Men's Fitness
- Robert Downey Jr. on the cover of Men's Fitness (U.S.), Jan/Feb 2012.
- Categories: Fitness, nutrition, sports, outdoors, careers
- Frequency: 10 issues per year
- Total circulation: 599,492 (2013)
- Founded: 1987
- Final issue: 2017
- Company: The Arena Group
- Country: United States
- Website: mensfitness.com
- ISSN: 0893-4460

= Men's Fitness =

Men's magazine published by American Media, Inc

Men's Fitness was a men's magazine published by American Media, Inc and founded in the United States in 1987. The premier issue featured Michael Pare from the television series The Greatest American Hero.

The magazine's slogan was "How the Best Man Wins". The magazine targeted men ages 21–40 years and featured in-depth articles on fitness, nutrition, and sports, as well as sex tips, fashion advice, interviews, recipes, and surveys.

Since its inception, Men’s Fitness became one of the fastest-growing titles in its category and licenses its title and format to Russian, Australian (readership of 119th. as of June 2018) and British editions. Circulation doubled between 1997 and 2003. As of February 2007, circulation was 700,000. As of 2009, the British edition is no longer published under license from AMI. Dennis Publishing acquired control of the complete publishing rights for Men’s Fitness in the UK and Ireland in 2009.

In late 2017, the print version of Men's Fitness was folded into Men's Journal.

In December 2021, The Arena Group acquired the digital assets of Men's Journal, including Men's Fitness, from a360 Media.

In December 2024, The Arena Group relaunched Men's Fitness and mensfitness.com.

==Covers==
People who appeared on its cover include Pamela Anderson, Arnold Schwarzenegger, Mark Wahlberg, Liam Hemsworth, Andy Roddick, Joe Weider, Robert Marting, Dana White, Sebastian Siegel, Reggie Bush, Albert Pujols, Karen McDougal, Mike 'The Situation' Sorrentino, Carmen Electra, Tim Tebow, Tom Brady, and John Cena.
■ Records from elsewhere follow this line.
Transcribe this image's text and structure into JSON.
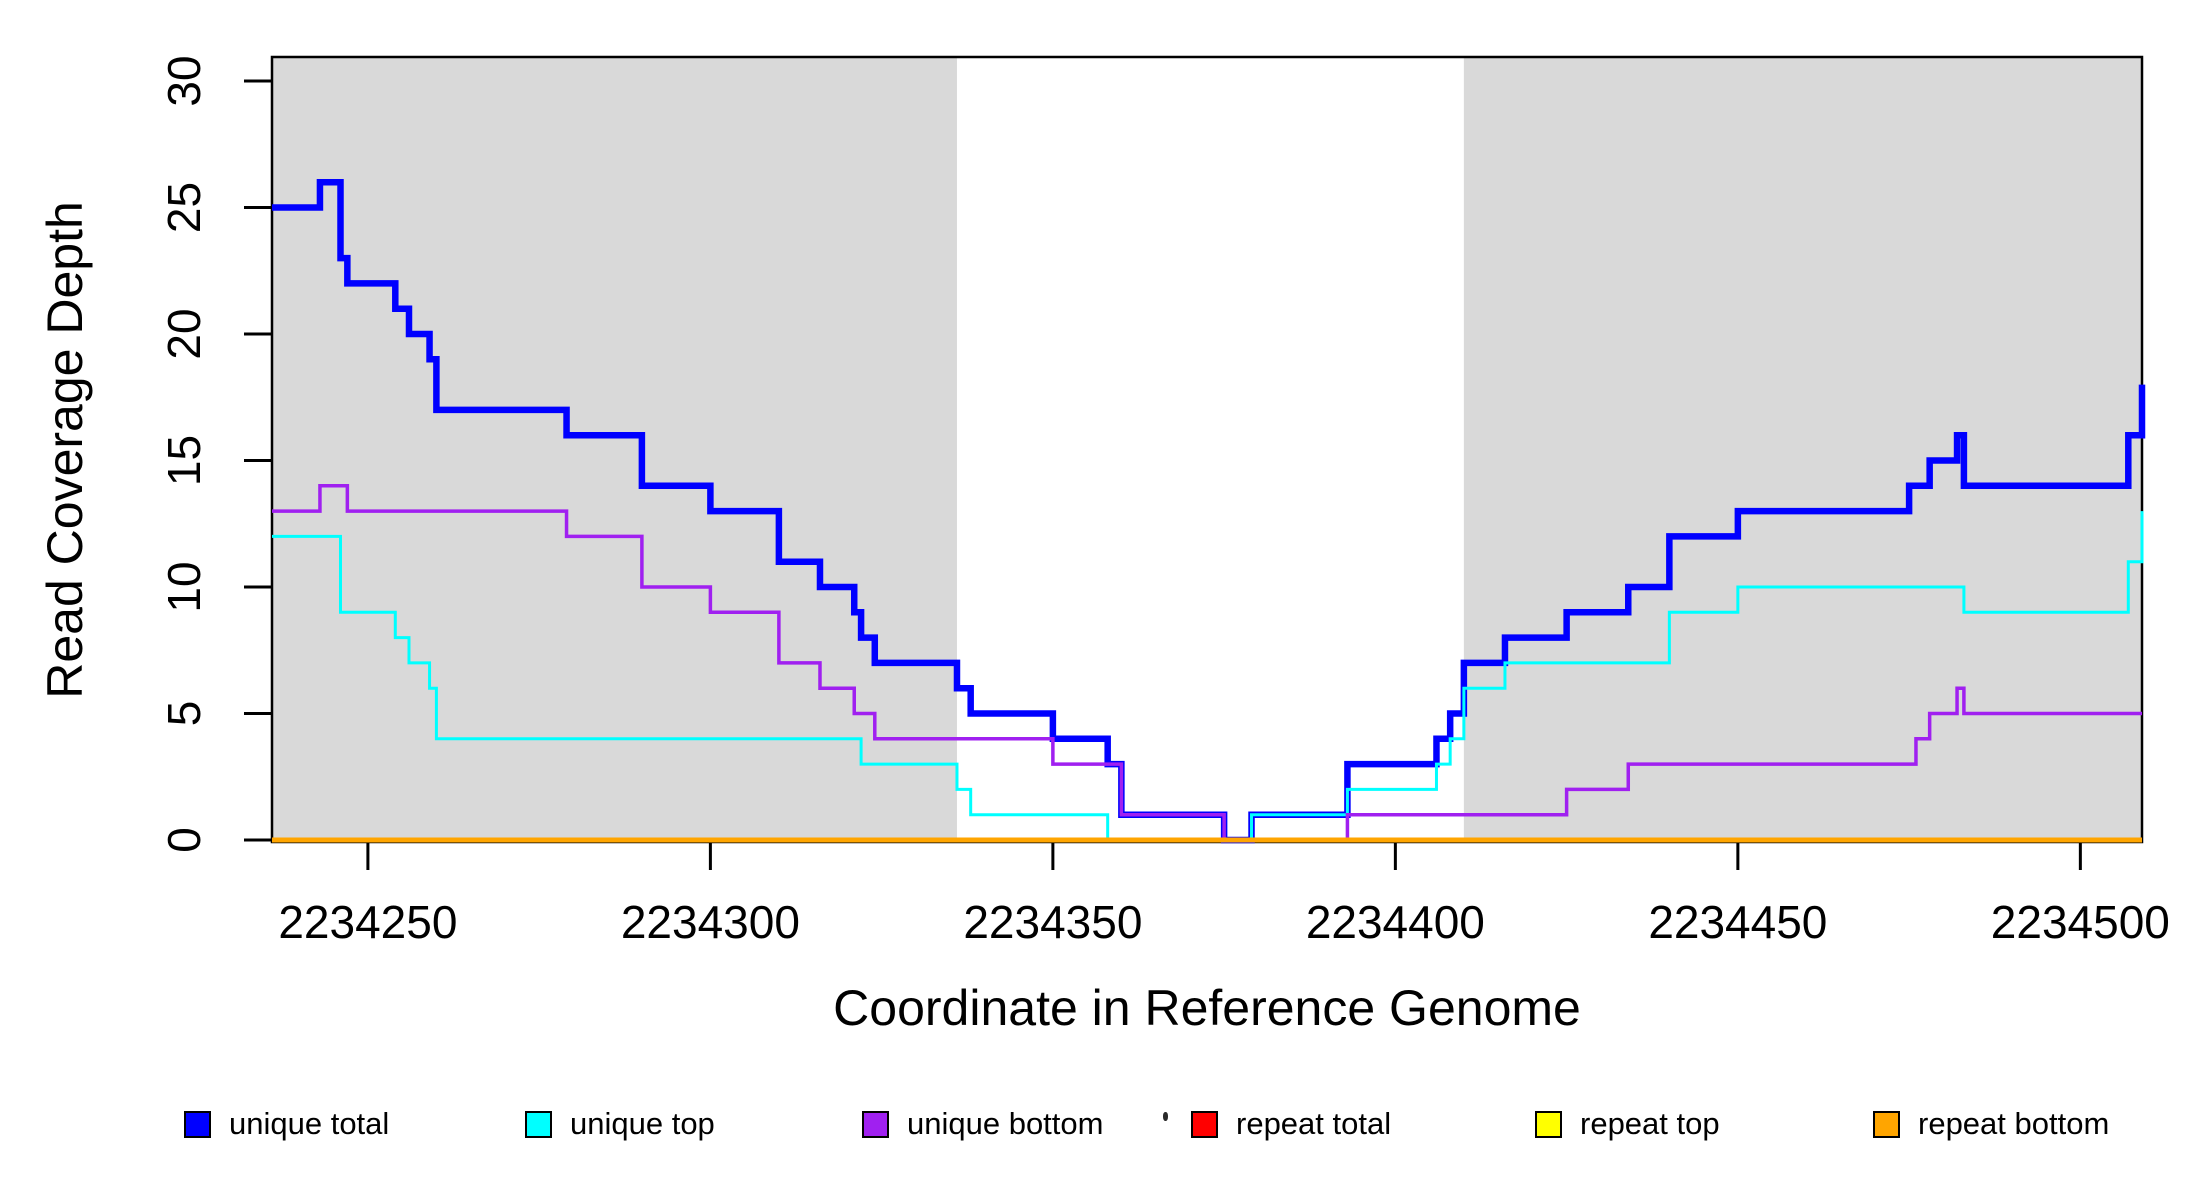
{
  "chart_data": {
    "type": "line",
    "step": true,
    "title": "",
    "xlabel": "Coordinate in Reference Genome",
    "ylabel": "Read Coverage Depth",
    "xlim": [
      2234236,
      2234509
    ],
    "ylim": [
      0,
      30.95
    ],
    "x_ticks": [
      2234250,
      2234300,
      2234350,
      2234400,
      2234450,
      2234500
    ],
    "y_ticks": [
      0,
      5,
      10,
      15,
      20,
      25,
      30
    ],
    "grid": false,
    "legend_position": "bottom",
    "shade_color": "#D9D9D9",
    "shaded_regions": [
      {
        "x0": 2234236,
        "x1": 2234336
      },
      {
        "x0": 2234410,
        "x1": 2234509
      }
    ],
    "series": [
      {
        "name": "unique total",
        "color": "#0000FF",
        "points": [
          [
            2234236,
            25
          ],
          [
            2234243,
            26
          ],
          [
            2234246,
            23
          ],
          [
            2234247,
            22
          ],
          [
            2234254,
            21
          ],
          [
            2234256,
            20
          ],
          [
            2234259,
            19
          ],
          [
            2234260,
            17
          ],
          [
            2234279,
            16
          ],
          [
            2234290,
            14
          ],
          [
            2234300,
            13
          ],
          [
            2234310,
            11
          ],
          [
            2234316,
            10
          ],
          [
            2234321,
            9
          ],
          [
            2234322,
            8
          ],
          [
            2234324,
            7
          ],
          [
            2234336,
            6
          ],
          [
            2234338,
            5
          ],
          [
            2234350,
            4
          ],
          [
            2234358,
            3
          ],
          [
            2234360,
            1
          ],
          [
            2234375,
            0
          ],
          [
            2234379,
            1
          ],
          [
            2234393,
            3
          ],
          [
            2234406,
            4
          ],
          [
            2234408,
            5
          ],
          [
            2234410,
            7
          ],
          [
            2234416,
            8
          ],
          [
            2234425,
            9
          ],
          [
            2234434,
            10
          ],
          [
            2234440,
            12
          ],
          [
            2234450,
            13
          ],
          [
            2234475,
            14
          ],
          [
            2234478,
            15
          ],
          [
            2234482,
            16
          ],
          [
            2234483,
            14
          ],
          [
            2234507,
            16
          ],
          [
            2234509,
            18
          ]
        ]
      },
      {
        "name": "unique top",
        "color": "#00FFFF",
        "points": [
          [
            2234236,
            12
          ],
          [
            2234246,
            9
          ],
          [
            2234254,
            8
          ],
          [
            2234256,
            7
          ],
          [
            2234259,
            6
          ],
          [
            2234260,
            4
          ],
          [
            2234322,
            3
          ],
          [
            2234336,
            2
          ],
          [
            2234338,
            1
          ],
          [
            2234358,
            0
          ],
          [
            2234379,
            1
          ],
          [
            2234393,
            2
          ],
          [
            2234406,
            3
          ],
          [
            2234408,
            4
          ],
          [
            2234410,
            6
          ],
          [
            2234416,
            7
          ],
          [
            2234440,
            9
          ],
          [
            2234450,
            10
          ],
          [
            2234483,
            9
          ],
          [
            2234507,
            11
          ],
          [
            2234509,
            13
          ]
        ]
      },
      {
        "name": "unique bottom",
        "color": "#A020F0",
        "points": [
          [
            2234236,
            13
          ],
          [
            2234243,
            14
          ],
          [
            2234247,
            13
          ],
          [
            2234279,
            12
          ],
          [
            2234290,
            10
          ],
          [
            2234300,
            9
          ],
          [
            2234310,
            7
          ],
          [
            2234316,
            6
          ],
          [
            2234321,
            5
          ],
          [
            2234324,
            4
          ],
          [
            2234350,
            3
          ],
          [
            2234360,
            1
          ],
          [
            2234375,
            0
          ],
          [
            2234393,
            1
          ],
          [
            2234425,
            2
          ],
          [
            2234434,
            3
          ],
          [
            2234476,
            4
          ],
          [
            2234478,
            5
          ],
          [
            2234482,
            6
          ],
          [
            2234483,
            5
          ]
        ]
      },
      {
        "name": "repeat total",
        "color": "#FF0000",
        "points": [
          [
            2234236,
            0
          ]
        ]
      },
      {
        "name": "repeat top",
        "color": "#FFFF00",
        "points": [
          [
            2234236,
            0
          ]
        ]
      },
      {
        "name": "repeat bottom",
        "color": "#FFA500",
        "points": [
          [
            2234236,
            0
          ]
        ]
      }
    ]
  }
}
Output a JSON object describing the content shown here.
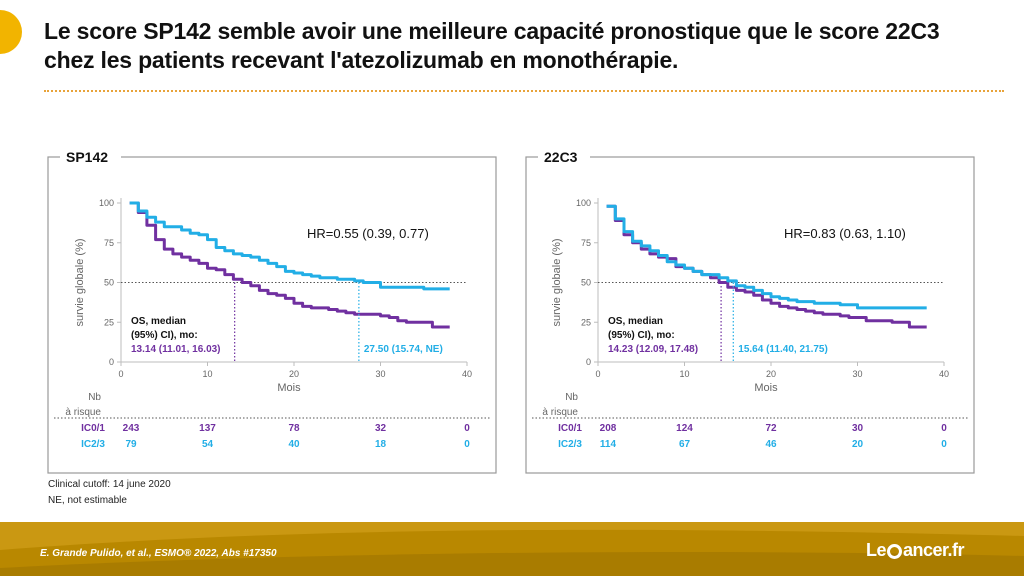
{
  "slide": {
    "title": "Le score SP142 semble avoir une meilleure capacité pronostique que le score 22C3 chez les patients recevant l'atezolizumab en monothérapie.",
    "footnotes": [
      "Clinical cutoff: 14 june 2020",
      "NE, not estimable"
    ],
    "citation": "E. Grande Pulido, et al.,  ESMO® 2022, Abs #17350",
    "brand": {
      "prefix": "Le",
      "suffix": "ancer.fr"
    }
  },
  "colors": {
    "ic01": "#7030a0",
    "ic23": "#22aee6",
    "accent": "#f2b400",
    "footer": "#b98800"
  },
  "chart_data": [
    {
      "type": "line",
      "title": "SP142",
      "xlabel": "Mois",
      "ylabel": "survie globale (%)",
      "xlim": [
        0,
        40
      ],
      "ylim": [
        0,
        100
      ],
      "xticks": [
        0,
        10,
        20,
        30,
        40
      ],
      "yticks": [
        0,
        25,
        50,
        75,
        100
      ],
      "reference_line_y": 50,
      "hr_label": "HR=0.55 (0.39, 0.77)",
      "median_title": [
        "OS, median",
        "(95%) CI), mo:"
      ],
      "series": [
        {
          "name": "IC0/1",
          "median_label": "13.14 (11.01, 16.03)",
          "median": 13.14,
          "x": [
            1,
            2,
            3,
            4,
            5,
            6,
            7,
            8,
            9,
            10,
            11,
            12,
            13,
            14,
            15,
            16,
            17,
            18,
            19,
            20,
            21,
            22,
            23,
            24,
            25,
            26,
            27,
            28,
            29,
            30,
            31,
            32,
            33,
            34,
            35,
            36,
            37,
            38
          ],
          "y": [
            100,
            94,
            86,
            77,
            71,
            68,
            66,
            64,
            62,
            59,
            58,
            55,
            52,
            50,
            48,
            45,
            43,
            42,
            40,
            37,
            35,
            34,
            34,
            33,
            32,
            31,
            30,
            30,
            30,
            29,
            28,
            26,
            25,
            25,
            25,
            22,
            22,
            22
          ]
        },
        {
          "name": "IC2/3",
          "median_label": "27.50 (15.74, NE)",
          "median": 27.5,
          "x": [
            1,
            2,
            3,
            4,
            5,
            6,
            7,
            8,
            9,
            10,
            11,
            12,
            13,
            14,
            15,
            16,
            17,
            18,
            19,
            20,
            21,
            22,
            23,
            24,
            25,
            26,
            27,
            28,
            29,
            30,
            31,
            32,
            33,
            34,
            35,
            36,
            37,
            38
          ],
          "y": [
            100,
            95,
            91,
            88,
            85,
            85,
            83,
            81,
            80,
            77,
            72,
            70,
            68,
            67,
            66,
            64,
            62,
            60,
            57,
            56,
            55,
            54,
            53,
            53,
            52,
            52,
            51,
            50,
            50,
            47,
            47,
            47,
            47,
            47,
            46,
            46,
            46,
            46
          ]
        }
      ],
      "risk_table": {
        "header": [
          "Nb",
          "à risque"
        ],
        "x": [
          0,
          10,
          20,
          30,
          40
        ],
        "rows": [
          {
            "label": "IC0/1",
            "values": [
              "243",
              "137",
              "78",
              "32",
              "0"
            ]
          },
          {
            "label": "IC2/3",
            "values": [
              "79",
              "54",
              "40",
              "18",
              "0"
            ]
          }
        ]
      }
    },
    {
      "type": "line",
      "title": "22C3",
      "xlabel": "Mois",
      "ylabel": "survie globale (%)",
      "xlim": [
        0,
        40
      ],
      "ylim": [
        0,
        100
      ],
      "xticks": [
        0,
        10,
        20,
        30,
        40
      ],
      "yticks": [
        0,
        25,
        50,
        75,
        100
      ],
      "reference_line_y": 50,
      "hr_label": "HR=0.83 (0.63, 1.10)",
      "median_title": [
        "OS, median",
        "(95%) CI), mo:"
      ],
      "series": [
        {
          "name": "IC0/1",
          "median_label": "14.23 (12.09, 17.48)",
          "median": 14.23,
          "x": [
            1,
            2,
            3,
            4,
            5,
            6,
            7,
            8,
            9,
            10,
            11,
            12,
            13,
            14,
            15,
            16,
            17,
            18,
            19,
            20,
            21,
            22,
            23,
            24,
            25,
            26,
            27,
            28,
            29,
            30,
            31,
            32,
            33,
            34,
            35,
            36,
            37,
            38
          ],
          "y": [
            98,
            89,
            80,
            75,
            71,
            68,
            66,
            65,
            60,
            59,
            57,
            55,
            53,
            50,
            47,
            45,
            44,
            42,
            39,
            37,
            35,
            34,
            33,
            32,
            31,
            30,
            30,
            29,
            28,
            28,
            26,
            26,
            26,
            25,
            25,
            22,
            22,
            22
          ]
        },
        {
          "name": "IC2/3",
          "median_label": "15.64 (11.40, 21.75)",
          "median": 15.64,
          "x": [
            1,
            2,
            3,
            4,
            5,
            6,
            7,
            8,
            9,
            10,
            11,
            12,
            13,
            14,
            15,
            16,
            17,
            18,
            19,
            20,
            21,
            22,
            23,
            24,
            25,
            26,
            27,
            28,
            29,
            30,
            31,
            32,
            33,
            34,
            35,
            36,
            37,
            38
          ],
          "y": [
            98,
            90,
            82,
            76,
            73,
            70,
            67,
            63,
            61,
            59,
            57,
            55,
            55,
            53,
            51,
            48,
            47,
            45,
            43,
            41,
            40,
            39,
            38,
            38,
            37,
            37,
            37,
            36,
            36,
            34,
            34,
            34,
            34,
            34,
            34,
            34,
            34,
            34
          ]
        }
      ],
      "risk_table": {
        "header": [
          "Nb",
          "à risque"
        ],
        "x": [
          0,
          10,
          20,
          30,
          40
        ],
        "rows": [
          {
            "label": "IC0/1",
            "values": [
              "208",
              "124",
              "72",
              "30",
              "0"
            ]
          },
          {
            "label": "IC2/3",
            "values": [
              "114",
              "67",
              "46",
              "20",
              "0"
            ]
          }
        ]
      }
    }
  ]
}
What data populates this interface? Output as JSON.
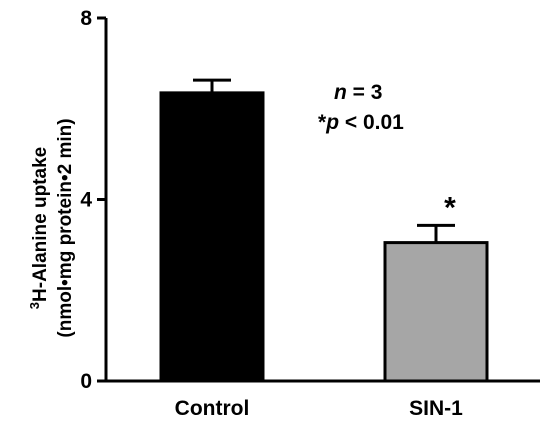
{
  "chart_data": {
    "type": "bar",
    "categories": [
      "Control",
      "SIN-1"
    ],
    "values": [
      6.35,
      3.05
    ],
    "error": [
      0.28,
      0.38
    ],
    "bar_colors": [
      "#000000",
      "#a6a6a6"
    ],
    "significance_marker": [
      "",
      "*"
    ],
    "ylim": [
      0,
      8
    ],
    "yticks": [
      "0",
      "4",
      "8"
    ],
    "ylabel": {
      "superscript": "3",
      "line1": "H-Alanine uptake",
      "line2": "(nmol•mg protein•2 min)"
    },
    "annotations": {
      "n_italic": "n",
      "n_rest": " = 3",
      "p_star": "*",
      "p_italic": "p",
      "p_rest": " < 0.01"
    },
    "grid": false,
    "legend": "none"
  }
}
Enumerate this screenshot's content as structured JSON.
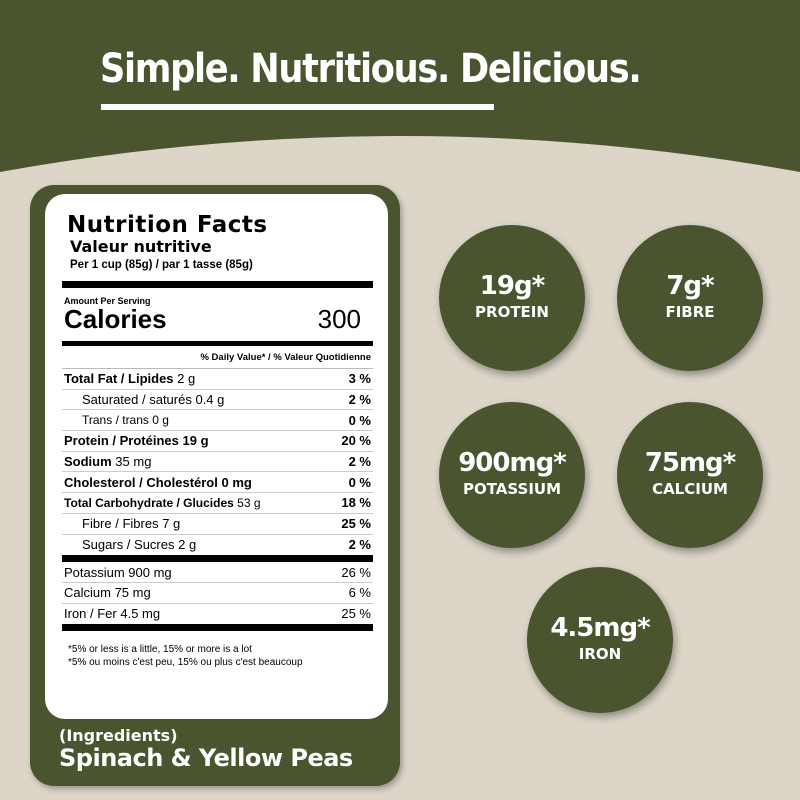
{
  "header": {
    "title": "Simple. Nutritious. Delicious."
  },
  "colors": {
    "olive": "#4a5530",
    "background": "#dcd5c8"
  },
  "label": {
    "title": "Nutrition Facts",
    "title_fr": "Valeur nutritive",
    "serving": "Per 1 cup (85g) / par 1 tasse (85g)",
    "amount_per_serving": "Amount Per Serving",
    "calories_label": "Calories",
    "calories": "300",
    "daily_value_header": "% Daily Value* / % Valeur Quotidienne",
    "rows": [
      {
        "name": "Total Fat / Lipides",
        "amount": "2 g",
        "dv": "3 %"
      },
      {
        "name": "Saturated / saturés",
        "amount": "0.4 g",
        "dv": "2 %"
      },
      {
        "name": "Trans / trans",
        "amount": "0 g",
        "dv": "0 %"
      },
      {
        "name": "Protein / Protéines",
        "amount": "19 g",
        "dv": "20 %"
      },
      {
        "name": "Sodium",
        "amount": "35 mg",
        "dv": "2 %"
      },
      {
        "name": "Cholesterol / Cholestérol",
        "amount": "0 mg",
        "dv": "0 %"
      },
      {
        "name": "Total Carbohydrate / Glucides",
        "amount": "53 g",
        "dv": "18 %"
      },
      {
        "name": "Fibre / Fibres",
        "amount": "7 g",
        "dv": "25 %"
      },
      {
        "name": "Sugars / Sucres",
        "amount": "2 g",
        "dv": "2 %"
      }
    ],
    "minerals": [
      {
        "name": "Potassium 900 mg",
        "dv": "26 %"
      },
      {
        "name": "Calcium  75 mg",
        "dv": "6 %"
      },
      {
        "name": "Iron / Fer 4.5 mg",
        "dv": "25 %"
      }
    ],
    "footnote_en": "*5% or less is a little, 15% or more is a lot",
    "footnote_fr": "*5% ou moins c'est peu, 15% ou plus c'est beaucoup"
  },
  "ingredients": {
    "heading": "(Ingredients)",
    "value": "Spinach & Yellow Peas"
  },
  "highlights": [
    {
      "value": "19g*",
      "name": "PROTEIN"
    },
    {
      "value": "7g*",
      "name": "FIBRE"
    },
    {
      "value": "900mg*",
      "name": "POTASSIUM"
    },
    {
      "value": "75mg*",
      "name": "CALCIUM"
    },
    {
      "value": "4.5mg*",
      "name": "IRON"
    }
  ]
}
Tennis champion Andy Roddick complained when he discovered his body had been altered in the May 2007, cover photo of the magazine. He wrote on his blog, "If you can manage to stop laughing at the cover long enough, check out the article inside." "Little did I know I have 22-inch guns and a disappearing birthmark on my right arm." Representatives of the magazine asserted that the athlete's arms had been enhanced, not replaced.

==Controversy==
In October 2011, Men's Fitness gained negative publicity across the internet after publishing an article written by Jordan Burchette. In the article, candid and unflattering photos of costumed attendees at New York Comic Con were shown alongside seemingly mean-spirited captions. The jokes commented on the attendee's weight and physical stature.

Web sites frequented by comic book and cosplay enthusiasts, such as iFanboy.com posted their own thoughts on the situation. In his column for iFanboy, Josh Flanagan pointed out the poor techniques used in the reporting of Burchette's piece, and commented on the lackluster response of Men's Fitness as well as Burchette, citing them as defending the article as a work of comedy.

In response to the controversy, Men's Fitness removed the offending article on October 24, 2011. A similar derogatory article by Burchette written for Maxim appears on his website.

As of December 6, 2011, the Men's Fitness article is available online again.